Even as he continued to have jobs in advertising and drafting, his paleontology hobby blossomed into a career in both scientific research and illustration. He traveled the world from Russia and Morocco to Borneo and France and worked as a research associate at the Carnegie Museum of Natural History in Pittsburgh, the Michigan State University Museum in East Lansing, and the American Museum of Natural History in New York. 

“My paleontological work spans over 60 years, but the artistic design techniques are all the result of my training at Pratt Institute,” he said.

His research has included the discovery of insects in amber, naming of new genera and species of fossil fish, authoring 13 taxon names, and defining a new order of fossil fishes: the Iniopterygians or “Nape Wing Forms” for the wing-like projections on their backs. While he has contributed to over 100 papers in peer-reviewed journals, one of his most influential accomplishments is the over 500-page A Pictorial Guide to Fossils (1982). As he wrote in the preface, it offers “an illustrated presentation of past life forms that inhabited the earth millions of years ago” in an easy to navigate book filled with photographs and Case’s pen and ink drawings. Released in eleven editions, it has engaged countless readers with the incredible variety of fossil remains, from one-celled Protozoa to Mesozoic mammals, sparking the same curiosity in paleontology that Case experienced decades ago. 

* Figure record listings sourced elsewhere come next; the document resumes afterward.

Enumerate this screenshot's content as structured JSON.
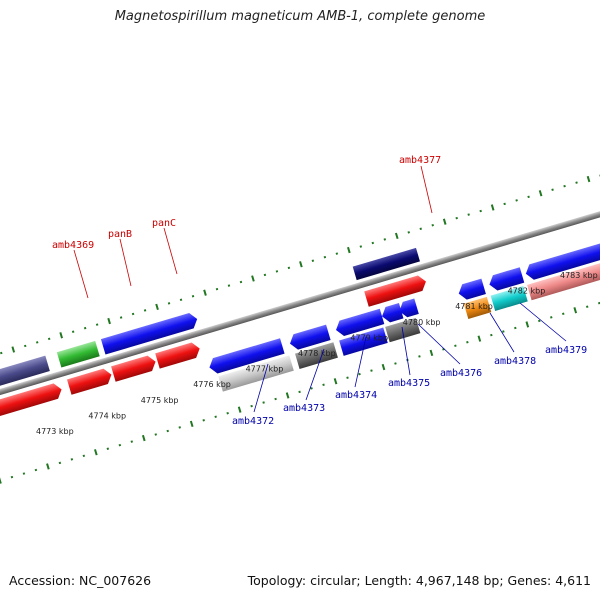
{
  "title": "Magnetospirillum magneticum AMB-1, complete genome",
  "footer": {
    "accession": "Accession: NC_007626",
    "topology": "Topology: circular; Length: 4,967,148 bp; Genes: 4,611"
  },
  "scale_ticks": [
    "4773 kbp",
    "4774 kbp",
    "4775 kbp",
    "4776 kbp",
    "4777 kbp",
    "4778 kbp",
    "4779 kbp",
    "4780 kbp",
    "4781 kbp",
    "4782 kbp",
    "4783 kbp"
  ],
  "top_labels": [
    "amb4369",
    "panB",
    "panC",
    "amb4377"
  ],
  "bottom_labels": [
    "amb4372",
    "amb4373",
    "amb4374",
    "amb4375",
    "amb4376",
    "amb4378",
    "amb4379"
  ],
  "colors": {
    "blue": "#1010ee",
    "red": "#ee1111",
    "green": "#33bb33",
    "navy": "#0a0a70",
    "purple": "#4a4a8a",
    "gray_light": "#c8c8c8",
    "gray_dark": "#6a6a6a",
    "orange": "#ee8811",
    "cyan": "#11cccc",
    "pink": "#ee8888",
    "tick_green": "#227722",
    "backbone": "#888888"
  }
}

A Pictorial Guide to Fossils is one of the six books he has published. Whether writing on fossil sharks, fossil collecting, or compiling an atlas of invertebrate and vertebrate fossils, he has joined scientific research with his illustrations to make knowledge of extinct creatures accessible and informative for a wide range of readers, from his paleontologist colleagues to budding fossil aficionados. In 1992, the Paleontological Society honored Case with the Harrell L. Strimple Award which recognizes outstanding achievement in paleontology by amateurs. 

“Jerry’s contribution to science has been very important,” said physicist Helio Takai, interim dean of the School of Liberal Arts and Sciences. “What is remarkable is that he used his artistic abilities in his science to cross disciplines and in many ways enhance the popularity of fossil collecting.”

That interdisciplinary spirit is at the heart of Pratt as well as Case’s artistic and paleontological legacy and his longtime involvement in science education and outreach. Whether studying fossil shark teeth from India or examining extinct sawfish from North Carolina, he has deepened our understanding of life in the world’s distant past.